Abstract

The c. 1.1 Ga Copper Harbor and Nonesuch Formations of the Keweenawan Supergroup exposed along the Canadian-United States shorelines of Lake Superior are part of the surface exposures of the Laurentian Midcontinent Rift. These units have long been considered non-marine in origin and have figured prominently in ideas regarding the evolution of microbial life and the redox conditions of Earth’s ocean-atmosphere system at the close of Mesoproterozoic time. However, these rocks also host hydrothermal metal deposits, the emplacement of which may have compromised primary geochemical signals that are used to underpin those ideas. Here we highlight new sedimentological observations to provide an independent framework for assessing the depositional setting and geochemistry of those strata.

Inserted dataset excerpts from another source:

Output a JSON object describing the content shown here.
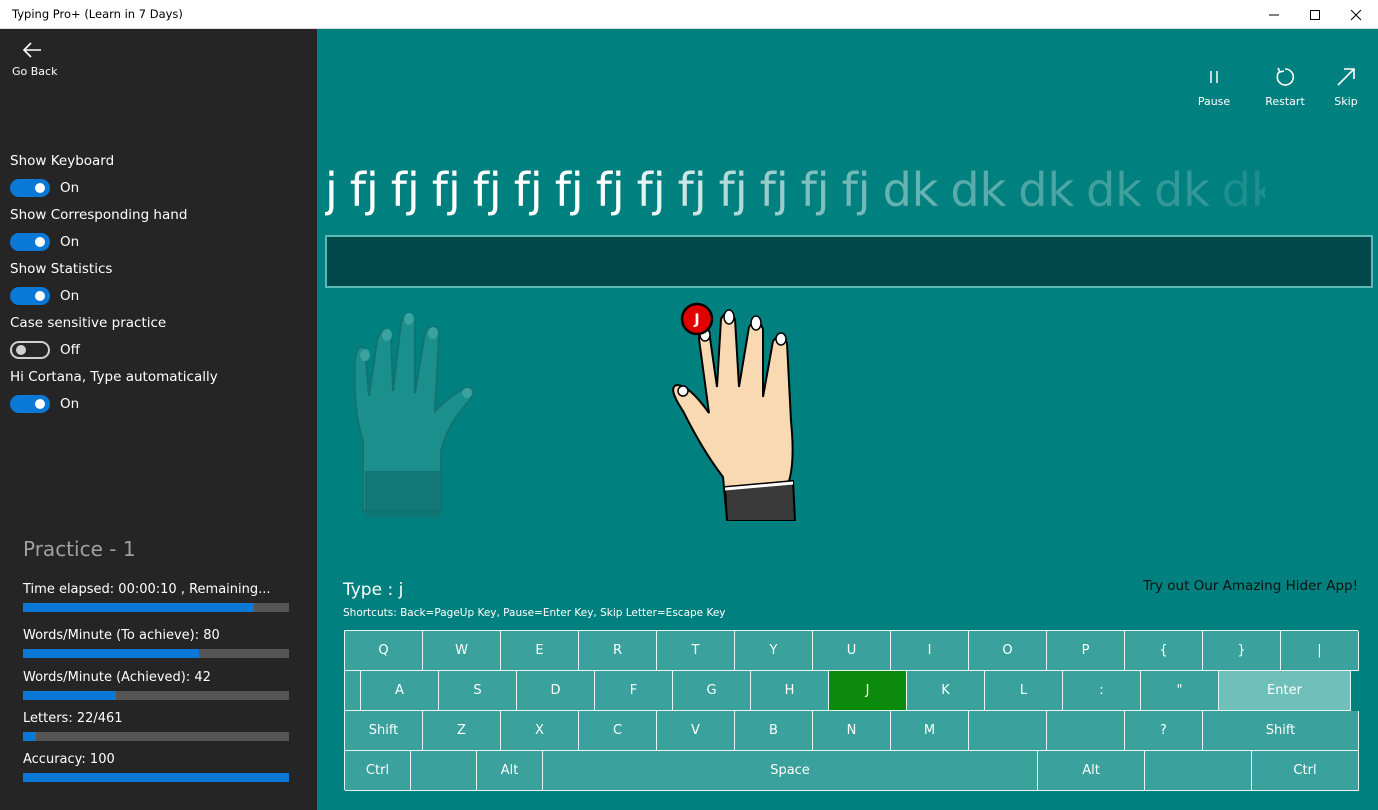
{
  "window": {
    "title": "Typing Pro+ (Learn in 7 Days)"
  },
  "sidebar": {
    "back_label": "Go Back",
    "settings": [
      {
        "label": "Show Keyboard",
        "on": true,
        "state": "On"
      },
      {
        "label": "Show Corresponding hand",
        "on": true,
        "state": "On"
      },
      {
        "label": "Show Statistics",
        "on": true,
        "state": "On"
      },
      {
        "label": "Case sensitive practice",
        "on": false,
        "state": "Off"
      },
      {
        "label": "Hi Cortana, Type automatically",
        "on": true,
        "state": "On"
      }
    ],
    "practice_title": "Practice - 1",
    "stats": [
      {
        "label": "Time elapsed: 00:00:10 , Remaining...",
        "progress": 0.87
      },
      {
        "label": "Words/Minute (To achieve): 80",
        "progress": 0.66
      },
      {
        "label": "Words/Minute (Achieved): 42",
        "progress": 0.35
      },
      {
        "label": "Letters: 22/461",
        "progress": 0.05
      },
      {
        "label": "Accuracy: 100",
        "progress": 1.0
      }
    ]
  },
  "actions": {
    "pause": "Pause",
    "restart": "Restart",
    "skip": "Skip"
  },
  "practice": {
    "words": [
      "j",
      "fj",
      "fj",
      "fj",
      "fj",
      "fj",
      "fj",
      "fj",
      "fj",
      "fj",
      "fj",
      "fj",
      "fj",
      "fj",
      "dk",
      "dk",
      "dk",
      "dk",
      "dk",
      "dk"
    ],
    "opacity": [
      1,
      1,
      1,
      1,
      1,
      1,
      1,
      1,
      0.9,
      0.8,
      0.7,
      0.6,
      0.5,
      0.45,
      0.4,
      0.35,
      0.3,
      0.25,
      0.2,
      0.12
    ]
  },
  "hand": {
    "finger_letter": "J"
  },
  "type_label": "Type : j",
  "shortcuts": "Shortcuts:  Back=PageUp Key,  Pause=Enter Key,  Skip Letter=Escape Key",
  "promo": "Try out Our Amazing Hider App!",
  "keyboard": {
    "active_key": "J",
    "rows": [
      [
        {
          "k": "Q",
          "w": 78
        },
        {
          "k": "W",
          "w": 78
        },
        {
          "k": "E",
          "w": 78
        },
        {
          "k": "R",
          "w": 78
        },
        {
          "k": "T",
          "w": 78
        },
        {
          "k": "Y",
          "w": 78
        },
        {
          "k": "U",
          "w": 78
        },
        {
          "k": "I",
          "w": 78
        },
        {
          "k": "O",
          "w": 78
        },
        {
          "k": "P",
          "w": 78
        },
        {
          "k": "{",
          "w": 78
        },
        {
          "k": "}",
          "w": 78
        },
        {
          "k": "|",
          "w": 78
        }
      ],
      [
        {
          "k": "",
          "w": 16
        },
        {
          "k": "A",
          "w": 78
        },
        {
          "k": "S",
          "w": 78
        },
        {
          "k": "D",
          "w": 78
        },
        {
          "k": "F",
          "w": 78
        },
        {
          "k": "G",
          "w": 78
        },
        {
          "k": "H",
          "w": 78
        },
        {
          "k": "J",
          "w": 78
        },
        {
          "k": "K",
          "w": 78
        },
        {
          "k": "L",
          "w": 78
        },
        {
          "k": ":",
          "w": 78
        },
        {
          "k": "\"",
          "w": 78
        },
        {
          "k": "Enter",
          "w": 132
        }
      ],
      [
        {
          "k": "Shift",
          "w": 78
        },
        {
          "k": "Z",
          "w": 78
        },
        {
          "k": "X",
          "w": 78
        },
        {
          "k": "C",
          "w": 78
        },
        {
          "k": "V",
          "w": 78
        },
        {
          "k": "B",
          "w": 78
        },
        {
          "k": "N",
          "w": 78
        },
        {
          "k": "M",
          "w": 78
        },
        {
          "k": "",
          "w": 78
        },
        {
          "k": "",
          "w": 78
        },
        {
          "k": "?",
          "w": 78
        },
        {
          "k": "Shift",
          "w": 156
        }
      ],
      [
        {
          "k": "Ctrl",
          "w": 66
        },
        {
          "k": "",
          "w": 66
        },
        {
          "k": "Alt",
          "w": 66
        },
        {
          "k": "Space",
          "w": 495
        },
        {
          "k": "Alt",
          "w": 107
        },
        {
          "k": "",
          "w": 107
        },
        {
          "k": "Ctrl",
          "w": 107
        }
      ]
    ]
  },
  "colors": {
    "sidebar_bg": "#252526",
    "main_bg": "#00807e",
    "accent": "#0a78d7",
    "active_key": "#0c8a0c"
  }
}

We show that the totality of sedimentological features leads to the conclusion that parts of the upper Copper Harbor Formation and the entirety of the Nonesuch Formation were deposited along tide- and wave-influenced shorelines and in shallow-marine settings under evaporitic conditions. Evidence for this interpretation includes the abundance of flaser, wavy, linsen and pinstripe bedding, ubiquity of reactivation surfaces and mud drapes associated with all ripple forms, superposed sets of ripple cross-lamination showing bimodal (herring-bone) sediment transport directions, desiccation cracks and metre-scale hummocky cross-stratification. Further, evaporite fabrics and pseudomorphs after gypsum in the upper 200 m of the Copper Harbor Formation and in numerous stratigraphic positions within the Nonesuch Formation indicate that the water body was saline, not fresh. The emerging palaeogeographic image is one of a large, shallow-marine embayment with fringing sabkha-like shorelines. Ideas about late Mesoproterozoic biospheric evolution and Earth’s surface redox and oxygenation that rely on the Nonesuch Formation and Copper Harbor stromatolites having been deposited within a lacustrine setting require reassessment.